Question

The shape of \[{[PtC{l_3}({C_2}{H_4})]^ - }\] and hybridization of \[Pt\] respectively are:
A.Tetrahedral, \[s{p^3}\]
B.Trigonal bipyramidal, \[s{p^3}\]
C.Square planar, \[ds{p^2}\]
D.Square planar, \[{d^2}s{p^3}\]

Answer 1

Hint: The given compound is a transition metal complex and is known as zeise’s salt. The shape and hybridization of transition metal complexes are explained by VBT.
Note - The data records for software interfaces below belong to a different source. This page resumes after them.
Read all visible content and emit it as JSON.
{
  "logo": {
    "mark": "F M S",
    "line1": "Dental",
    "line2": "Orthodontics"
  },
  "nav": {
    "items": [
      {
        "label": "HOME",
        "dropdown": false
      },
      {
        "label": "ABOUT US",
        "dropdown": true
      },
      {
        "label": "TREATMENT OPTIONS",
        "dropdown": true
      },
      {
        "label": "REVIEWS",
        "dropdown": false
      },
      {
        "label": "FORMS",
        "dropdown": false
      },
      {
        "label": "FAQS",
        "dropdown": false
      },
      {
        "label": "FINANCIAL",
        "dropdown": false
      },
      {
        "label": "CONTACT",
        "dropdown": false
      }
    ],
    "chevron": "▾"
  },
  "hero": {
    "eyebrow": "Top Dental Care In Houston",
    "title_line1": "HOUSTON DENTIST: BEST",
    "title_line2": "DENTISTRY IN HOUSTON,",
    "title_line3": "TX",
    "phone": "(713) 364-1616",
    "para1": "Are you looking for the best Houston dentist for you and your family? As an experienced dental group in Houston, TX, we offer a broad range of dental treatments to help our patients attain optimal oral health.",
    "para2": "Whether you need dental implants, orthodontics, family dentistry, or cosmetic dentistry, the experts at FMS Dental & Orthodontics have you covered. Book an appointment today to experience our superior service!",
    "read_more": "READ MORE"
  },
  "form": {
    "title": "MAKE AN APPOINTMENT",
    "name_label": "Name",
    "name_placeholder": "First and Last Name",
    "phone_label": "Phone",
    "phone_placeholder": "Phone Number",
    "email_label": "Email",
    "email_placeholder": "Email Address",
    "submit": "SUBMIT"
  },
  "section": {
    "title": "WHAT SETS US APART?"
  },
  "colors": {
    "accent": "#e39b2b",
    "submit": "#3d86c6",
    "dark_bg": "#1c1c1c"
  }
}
Complete step by step answer:
The given complex in question consists of \[Pt\] which is a transition metal and the complex is a transition metal complex. The name of this complex is Zeise’s salt. To find its hybridization we have to use VBT theorem.
VBT or Valence bond theory- it was given by Pauling. According to this theory
The central metal makes the available number of s, p or d orbital equal to its coordination number to form a covalent bond.
These orbitals that overlap with each other to give a net set of hybridized orbitals which are identical in energy.
The bonding takes place by overlapping a filled orbital containing a lone pair of electrons with a vacant orbital and forms a covalent coordinate bond. The magnetic moment and the coordination number of metal cations decide the hybridization and geometry of a complex.
The above given points are the some points of valence bond theory now we will apply these to our given complex.
The given complex is \[{[PtC{l_3}({C_2}{H_4})]^ - }\].
We can see that the coordination number is 4 so there are two possibilities .That the given complex may be square planar or tetrahedral.
Now we will calculate the oxidation number for \[Pt\].
\[
  Pt - 3 + 0 = - 1 \\
  Pt = + 2 \\
 \]
Electronic configuration for \[Pt\] is \[3{d^{10}}\].
Electronic configuration of \[P{t^{ + 2}}\] is \[3{d^8}\].
As we know Chlorine being a weak ligand could not pair the electrons but ethyl group leads to the pairing of electrons due to back bonding. It forms a pi-complex with platinum making it a square planar complex. There are 4 ligands available and $1d$, $1s$ and $2p$ orbitals are empty. After hybridization there will be a formation of $ds{p^2}$. As it is a diamagnetism complex, its shape will be square planar.

So, the correct answer is option C.

Note:
Platinum has bigger d-orbital than nickel. Its capacity to hold electron density is way better than nickel. Hence it always forms a square planar complex.
Weak field ligand does not lead to pairing of electrons making it paramagnetic whereas strong field ligand leads to pairing of electrons making it diamagnetic.